Oman réclame une solution diplomatique à la guerre en Syrie et aux crises de la région du Golfe

10 octobre 2016

10 octobre 2016 - Lors de sa visite à Oman la semaine du 26 septembre, les défis sécuritaires rencontrés par les États côtiers du Golfe (tout particulièrement les guerres civiles en Syrie et au Yémen et la menace posée par Daech) étaient au premier rang des priorités de la délégation de l’Assemblée parlementaire de l’OTAN.

Les interlocuteurs du pays hôte, dont Mohammed Awad Al Hassan, sous-secrétaire intérimaire aux Affaires diplomatiques, et le général de division Muhad Bin Mubarak Al Mashaiki, secrétaire général en charge des Affaires militaires, ont souligné que les crises en Syrie et en Iraq avaient pris une dimension internationale et eu un impact négatif sur la stabilité de la région.

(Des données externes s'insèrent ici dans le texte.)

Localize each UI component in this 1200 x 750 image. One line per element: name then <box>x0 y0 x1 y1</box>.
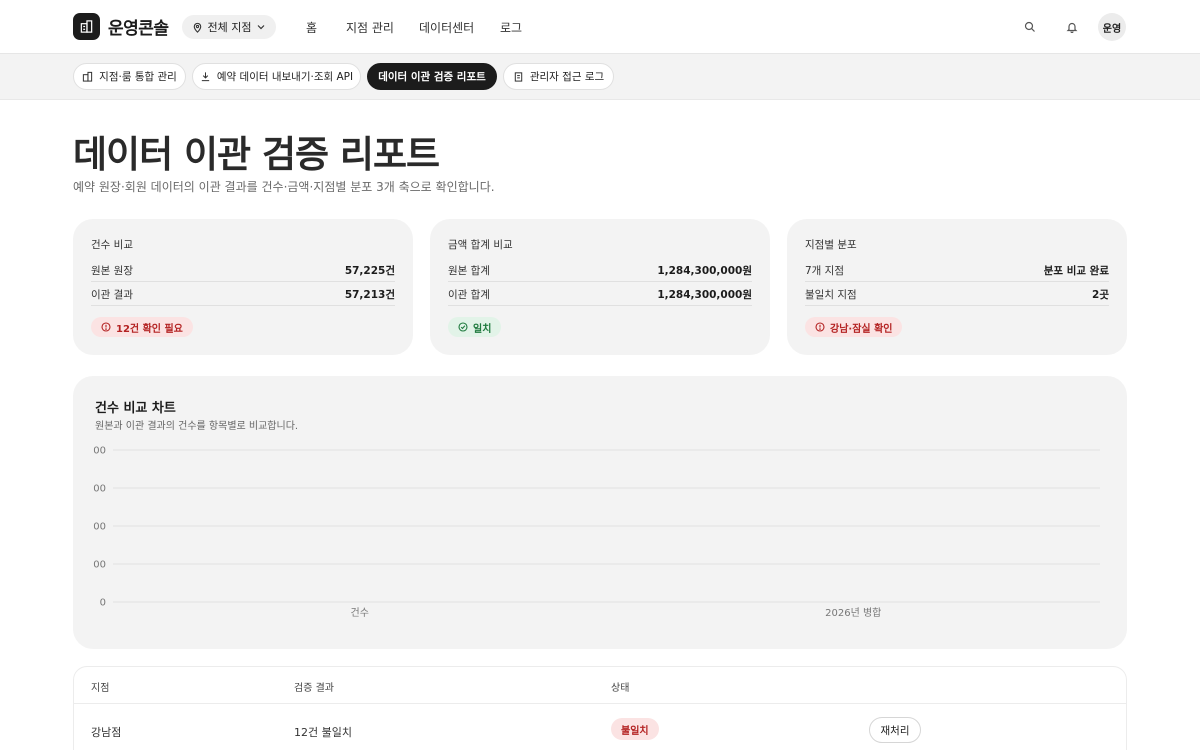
page-subtitle: 예약 원장·회원 데이터의 이관 결과를 건수·금액·지점별 분포 3개 축으로… <box>73 180 495 194</box>
check-circle-icon <box>458 322 468 332</box>
status-badge: 강남·잠실 확인 <box>805 317 903 337</box>
row-value: 2곳 <box>1092 289 1109 301</box>
section-tabs: 지점·룸 통합 관리 예약 데이터 내보내기·조회 API 데이터 이관 검증 … <box>0 54 1200 100</box>
status-badge: 12건 확인 필요 <box>91 317 193 337</box>
alert-circle-icon <box>815 322 825 332</box>
card-title: 지점별 분포 <box>805 239 857 251</box>
row-label: 원본 합계 <box>448 265 490 277</box>
nav-logs[interactable]: 로그 <box>500 19 522 36</box>
row-label: 이관 합계 <box>448 289 490 301</box>
status-badge: 일치 <box>448 317 502 337</box>
avatar[interactable]: 운영 <box>1098 13 1126 41</box>
card-row: 이관 합계 1,284,300,000원 <box>448 284 752 306</box>
row-label: 7개 지점 <box>805 265 844 277</box>
top-navigation: 운영콘솔 전체 지점 홈 지점 관리 데이터센터 로그 운영 <box>0 0 1200 54</box>
row-value: 1,284,300,000원 <box>657 265 752 277</box>
tab-label: 데이터 이관 검증 리포트 <box>378 71 486 83</box>
chevron-down-icon <box>258 25 265 30</box>
branch-distribution-card: 지점별 분포 7개 지점 분포 비교 완료 불일치 지점 2곳 강남·잠실 확인 <box>787 219 1127 355</box>
branch-validation-table: 지점 검증 결과 상태 강남점 12건 불일치 불일치 재처리 <box>73 666 1127 750</box>
nav-branch-management[interactable]: 지점 관리 <box>346 19 394 36</box>
tab-label: 예약 데이터 내보내기·조회 API <box>216 71 354 83</box>
tab-reservation-export-api[interactable]: 예약 데이터 내보내기·조회 API <box>192 63 361 90</box>
download-icon <box>201 72 210 82</box>
card-row: 불일치 지점 2곳 <box>805 284 1109 306</box>
y-tick-label: 00 <box>93 560 106 571</box>
badge-text: 일치 <box>473 323 492 335</box>
chart-plot: 000000000건수 2026년 병합 <box>93 446 1100 619</box>
bell-icon[interactable] <box>1062 17 1082 37</box>
card-row: 원본 합계 1,284,300,000원 <box>448 260 752 282</box>
row-label: 이관 결과 <box>91 289 133 301</box>
page-title: 데이터 이관 검증 리포트 <box>73 133 440 176</box>
tab-branch-room-management[interactable]: 지점·룸 통합 관리 <box>73 63 186 90</box>
cell-result: 12건 불일치 <box>294 726 352 739</box>
row-label: 원본 원장 <box>91 265 133 277</box>
row-value: 분포 비교 완료 <box>1043 265 1109 277</box>
brand-name[interactable]: 운영콘솔 <box>108 14 169 39</box>
branch-selector[interactable]: 전체 지점 <box>182 15 276 39</box>
count-comparison-card: 건수 비교 원본 원장 57,225건 이관 결과 57,213건 12건 확인… <box>73 219 413 355</box>
map-pin-icon <box>193 22 201 33</box>
row-value: 1,284,300,000원 <box>657 289 752 301</box>
logo-icon[interactable] <box>73 13 100 40</box>
column-header-result: 검증 결과 <box>294 683 334 694</box>
building-icon <box>83 71 93 82</box>
badge-text: 강남·잠실 확인 <box>830 323 893 335</box>
branch-selector-label: 전체 지점 <box>207 21 252 34</box>
retry-button[interactable]: 재처리 <box>869 717 921 743</box>
nav-home[interactable]: 홈 <box>306 19 317 36</box>
row-value: 57,213건 <box>344 289 395 301</box>
column-header-status: 상태 <box>611 683 630 694</box>
card-title: 금액 합계 비교 <box>448 239 513 251</box>
card-title: 건수 비교 <box>91 239 133 251</box>
badge-text: 12건 확인 필요 <box>116 323 183 335</box>
amount-comparison-card: 금액 합계 비교 원본 합계 1,284,300,000원 이관 합계 1,28… <box>430 219 770 355</box>
x-tick-label: 건수 <box>351 607 369 619</box>
row-value: 57,225건 <box>344 265 395 277</box>
search-icon[interactable] <box>1020 17 1040 37</box>
y-tick-label: 00 <box>93 484 106 495</box>
alert-circle-icon <box>101 322 111 332</box>
y-tick-label: 0 <box>100 598 106 609</box>
y-tick-label: 00 <box>93 446 106 457</box>
tab-admin-access-log[interactable]: 관리자 접근 로그 <box>503 63 614 90</box>
tab-label: 지점·룸 통합 관리 <box>99 71 177 83</box>
status-badge: 불일치 <box>611 718 659 740</box>
table-header: 지점 검증 결과 상태 <box>74 667 1126 704</box>
card-row: 이관 결과 57,213건 <box>91 284 395 306</box>
cell-branch: 강남점 <box>91 726 122 739</box>
y-tick-label: 00 <box>93 522 106 533</box>
x-tick-label: 2026년 병합 <box>825 607 881 619</box>
tab-migration-report[interactable]: 데이터 이관 검증 리포트 <box>367 63 497 90</box>
card-row: 원본 원장 57,225건 <box>91 260 395 282</box>
card-row: 7개 지점 분포 비교 완료 <box>805 260 1109 282</box>
tab-label: 관리자 접근 로그 <box>529 71 605 83</box>
nav-data-center[interactable]: 데이터센터 <box>419 19 474 36</box>
row-label: 불일치 지점 <box>805 289 857 301</box>
column-header-branch: 지점 <box>91 683 110 694</box>
clipboard-icon <box>514 72 523 82</box>
count-comparison-chart: 건수 비교 차트 원본과 이관 결과의 건수를 항목별로 비교합니다. 00 00… <box>73 376 1127 649</box>
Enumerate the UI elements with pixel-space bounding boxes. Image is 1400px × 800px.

Bien qu’Oman ne soit pas directement menacé par Daech, la délégation a appris que la sécurité du pays avait été fragilisée par la situation sécuritaire instable dans le Golfe. Lutter contre Daech et les autres groupes religieux extrémistes demandera une coopération internationale, notamment entre les pays du Golfe. Mais les tensions régionales entre les États côtiers du Golfe continuent de freiner les progrès dans cette lutte. Les représentants omanais étaient tout particulièrement préoccupés par la détérioration de la situation sécuritaire chez le Yémen voisin.

Les interlocuteurs du pays hôte ainsi que les représentants de la communauté diplomatique ont insisté maintes fois sur le rôle crucial et positif de Sa Majesté le Sultan Qaboos bin Said al Said. Sous son règne, Oman est en effet devenu un modèle de stabilité dans une région très instable. Les représentants diplomatiques ont également noté qu’Oman, qui est membre du Conseil de coopération du Golfe (CCG), a longtemps mené une politique étrangère indépendante, gardant un équilibre prudent entre le maintien de bonnes relations avec l’Iran et d’un partenariat avec les pays membres du CCG. De plus, Oman est un médiateur international de premier plan dans de nombreux conflits, y compris en Syrie et au Yémen, et a joué un rôle important dans l’accord international historique de 2015 sur le programme nucléaire iranien. Pendant les échanges, Mohammed Awad al Hassan et d’autres interlocuteurs ont avancé que le nucléaire aiderait, à long terme, à réduire les tensions régionales et que l’Iran se montrerait coopératif avec ses voisins. Plus généralement, les représentants du pays hôte ont insisté sur le besoin d’entamer des négociations afin de trouver des solutions politiques aux nombreux problèmes sécuritaires de la région. Concernant le Yémen, le M. al Hassan et d’autres ont affirmé qu’une solution militaire à la crise était impossible. Mettre un terme à celle-ci et aux autres conflits est selon lui une question de « persévérance », mais il a reconnu qu’il n’existait pas de formule magique pour enrayer les hostilités. 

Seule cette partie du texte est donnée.